Journalist Gigi (Lai) goes back to her family home in Hong Kong’s Yuen Long District with her cop husband Fai (Wong), to help her mom (Lan) and sister (Cheung) deal with various problems, including hauntings and several attempted acts of sabotage perpetrated by lowlifes working for Mr Chin, a shady businessman.
Starting out promisingly with a dead dog being strung up outside the mom’s home and a guy getting transfixed by a television aerial, the movie unfortunately soon becomes a rather pedestrian, underachieving affair, lacking suspense or any sense of dread. The plot seems content to plod along with scenes of Gigi and Fai’s easy-going, unexceptional marital life, interspersed with the occasional glimpse of a creepy kid or similar underwhelming incident.

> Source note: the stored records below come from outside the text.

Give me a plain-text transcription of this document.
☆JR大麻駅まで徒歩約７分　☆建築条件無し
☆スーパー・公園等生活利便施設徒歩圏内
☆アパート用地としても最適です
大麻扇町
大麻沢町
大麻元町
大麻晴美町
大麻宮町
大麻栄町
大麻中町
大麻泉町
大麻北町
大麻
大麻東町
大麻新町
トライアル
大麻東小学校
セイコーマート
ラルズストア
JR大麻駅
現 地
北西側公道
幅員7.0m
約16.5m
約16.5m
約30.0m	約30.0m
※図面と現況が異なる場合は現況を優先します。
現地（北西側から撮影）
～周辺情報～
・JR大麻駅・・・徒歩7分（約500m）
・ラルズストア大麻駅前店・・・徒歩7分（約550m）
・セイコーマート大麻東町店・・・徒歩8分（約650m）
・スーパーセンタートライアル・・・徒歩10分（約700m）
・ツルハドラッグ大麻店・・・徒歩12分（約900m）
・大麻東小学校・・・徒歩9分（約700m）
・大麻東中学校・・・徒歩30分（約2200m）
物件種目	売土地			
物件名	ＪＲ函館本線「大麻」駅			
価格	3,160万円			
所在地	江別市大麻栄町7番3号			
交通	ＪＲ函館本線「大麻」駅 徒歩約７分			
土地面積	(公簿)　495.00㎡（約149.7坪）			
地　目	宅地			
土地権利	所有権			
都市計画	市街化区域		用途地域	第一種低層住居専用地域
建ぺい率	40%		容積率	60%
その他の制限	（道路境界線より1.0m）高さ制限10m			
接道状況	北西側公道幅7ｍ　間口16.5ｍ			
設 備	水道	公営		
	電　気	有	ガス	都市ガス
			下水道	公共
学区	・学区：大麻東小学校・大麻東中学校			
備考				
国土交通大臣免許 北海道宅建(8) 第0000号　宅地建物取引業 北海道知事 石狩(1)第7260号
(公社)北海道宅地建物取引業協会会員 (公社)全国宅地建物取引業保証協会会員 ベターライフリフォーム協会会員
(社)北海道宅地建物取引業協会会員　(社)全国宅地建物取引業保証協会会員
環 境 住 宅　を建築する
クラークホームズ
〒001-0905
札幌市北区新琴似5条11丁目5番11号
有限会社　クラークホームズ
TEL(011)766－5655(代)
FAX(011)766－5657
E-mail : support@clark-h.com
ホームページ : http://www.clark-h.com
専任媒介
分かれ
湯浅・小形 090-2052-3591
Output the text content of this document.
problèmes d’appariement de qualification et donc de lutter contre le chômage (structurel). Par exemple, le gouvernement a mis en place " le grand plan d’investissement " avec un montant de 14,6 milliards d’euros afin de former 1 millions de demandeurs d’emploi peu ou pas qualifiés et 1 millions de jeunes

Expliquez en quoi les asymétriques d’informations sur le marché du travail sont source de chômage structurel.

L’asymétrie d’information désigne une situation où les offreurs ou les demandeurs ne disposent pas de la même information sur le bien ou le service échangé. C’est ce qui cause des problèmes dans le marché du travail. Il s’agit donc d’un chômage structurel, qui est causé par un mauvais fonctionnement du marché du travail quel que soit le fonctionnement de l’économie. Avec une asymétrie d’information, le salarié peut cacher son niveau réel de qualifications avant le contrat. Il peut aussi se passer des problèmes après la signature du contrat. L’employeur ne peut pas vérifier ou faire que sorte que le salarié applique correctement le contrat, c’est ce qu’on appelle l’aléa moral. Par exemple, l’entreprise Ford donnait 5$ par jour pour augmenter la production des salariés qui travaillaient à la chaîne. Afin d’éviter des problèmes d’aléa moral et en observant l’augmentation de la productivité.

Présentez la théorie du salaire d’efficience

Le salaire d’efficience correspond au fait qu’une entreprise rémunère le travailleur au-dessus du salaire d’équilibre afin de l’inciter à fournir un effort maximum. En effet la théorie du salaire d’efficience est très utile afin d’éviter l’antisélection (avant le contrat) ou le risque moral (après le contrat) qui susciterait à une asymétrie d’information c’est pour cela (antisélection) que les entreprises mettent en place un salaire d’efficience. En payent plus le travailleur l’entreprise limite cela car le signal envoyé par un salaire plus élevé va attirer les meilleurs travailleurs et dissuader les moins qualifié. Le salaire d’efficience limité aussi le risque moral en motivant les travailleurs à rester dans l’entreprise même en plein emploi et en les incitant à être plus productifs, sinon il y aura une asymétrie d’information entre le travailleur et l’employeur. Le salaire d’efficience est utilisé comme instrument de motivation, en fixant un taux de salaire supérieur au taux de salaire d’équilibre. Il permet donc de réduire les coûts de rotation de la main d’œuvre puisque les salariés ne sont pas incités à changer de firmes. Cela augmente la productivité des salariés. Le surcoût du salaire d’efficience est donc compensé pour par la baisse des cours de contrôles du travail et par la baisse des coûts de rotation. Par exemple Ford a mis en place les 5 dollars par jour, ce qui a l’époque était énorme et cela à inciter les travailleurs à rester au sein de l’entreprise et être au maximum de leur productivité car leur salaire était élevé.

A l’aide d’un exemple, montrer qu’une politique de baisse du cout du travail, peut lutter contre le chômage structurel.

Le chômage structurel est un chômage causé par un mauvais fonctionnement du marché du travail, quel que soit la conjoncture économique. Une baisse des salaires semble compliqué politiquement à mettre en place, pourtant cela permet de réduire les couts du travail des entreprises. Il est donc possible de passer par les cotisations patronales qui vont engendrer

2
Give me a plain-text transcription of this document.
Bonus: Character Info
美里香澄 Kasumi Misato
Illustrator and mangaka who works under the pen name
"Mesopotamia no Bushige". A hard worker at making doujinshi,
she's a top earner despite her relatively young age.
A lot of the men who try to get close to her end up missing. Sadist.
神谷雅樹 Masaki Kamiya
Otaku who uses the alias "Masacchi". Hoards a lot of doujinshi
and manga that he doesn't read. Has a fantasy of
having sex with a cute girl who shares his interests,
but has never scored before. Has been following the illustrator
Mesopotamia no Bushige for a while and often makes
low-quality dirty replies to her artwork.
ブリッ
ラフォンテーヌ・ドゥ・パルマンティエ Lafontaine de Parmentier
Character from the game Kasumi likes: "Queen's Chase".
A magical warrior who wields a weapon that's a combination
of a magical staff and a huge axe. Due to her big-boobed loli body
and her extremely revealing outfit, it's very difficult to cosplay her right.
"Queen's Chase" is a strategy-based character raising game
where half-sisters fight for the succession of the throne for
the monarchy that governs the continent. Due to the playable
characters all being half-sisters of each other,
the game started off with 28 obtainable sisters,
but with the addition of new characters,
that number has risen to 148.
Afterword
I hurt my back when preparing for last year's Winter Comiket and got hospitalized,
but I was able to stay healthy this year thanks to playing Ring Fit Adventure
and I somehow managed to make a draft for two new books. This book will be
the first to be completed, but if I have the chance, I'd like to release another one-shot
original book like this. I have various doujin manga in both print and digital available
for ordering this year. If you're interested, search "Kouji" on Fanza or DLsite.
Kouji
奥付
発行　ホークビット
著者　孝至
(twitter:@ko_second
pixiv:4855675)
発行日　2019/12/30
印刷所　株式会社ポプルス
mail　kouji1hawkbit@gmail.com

Gigi becomes increasingly concerned about what is happening at the family home and is given various snippets of advice and pearls of occult wisdom by one of her work colleagues, Uncle Ming, which includes his theory that the weird phone calls she’s been getting in the middle of the night are from ghosts that are ‘on the same frequency’ as Gigi.
Events become stranger when Fai’s soul is trapped in an endless Mahjong game and the ghostly young girl becomes more of an ongoing presence at the property. Gigi, with the help of Uncle Ming, eventually gets to the bottom of what is happening, after her mute mom’s soul is released from her body (thanks to the application of electricity!) so that she can explain everything. The mother’s soul reminds Gigi that she’d had an abortion several years earlier… and the spectral girl is actually her unborn daughter’s spirit, which is causing Fai and Gigi’s sister Fen to become possessed by other ghosts.
Gigi allows the ghostly girl to stick her hand right through her body, but this doesn’t happen in reality, and Gigi’s willingness to sacrifice herself placates her aborted daughter’s angry spirit. Now Gigi teams-up with her wraith daughter in an attempt to extricate Fai’s soul from the ongoing ghostly Mahjong game…
HAUNTED MANSION does improve towards the end, but it suffers overall from poor plotting choices, including sidelining Anthony Wong’s interesting, slightly loutish & clumsy character for a large chunk of the second half of the movie, and never explaining the reason why Mr Chin, the businessman villain, is so desperate to get hold of the property that he’s willing to kill for it. There’s a jarring shift in tone, too, when the film momentarily veers into Cat III territory, as Mr Chin’s wife gets stripped and assaulted in their office by an unseen entity. Chin is then attacked and strangled by the possessed wife, leaving his whole subplot hanging.
A decent moment involves the blue-lit, long-nailed ghost girl jumping onto the back of one of Mr Chin’s minions when he attempts to burn down the house, plus there are a couple of scenes featuring cut-out figurines from the mansion’s elaborate shrine that seem to move around of their own volition, though this cool concept is soon forgotten, which is a shame, as they added a novel visual aspect to the story.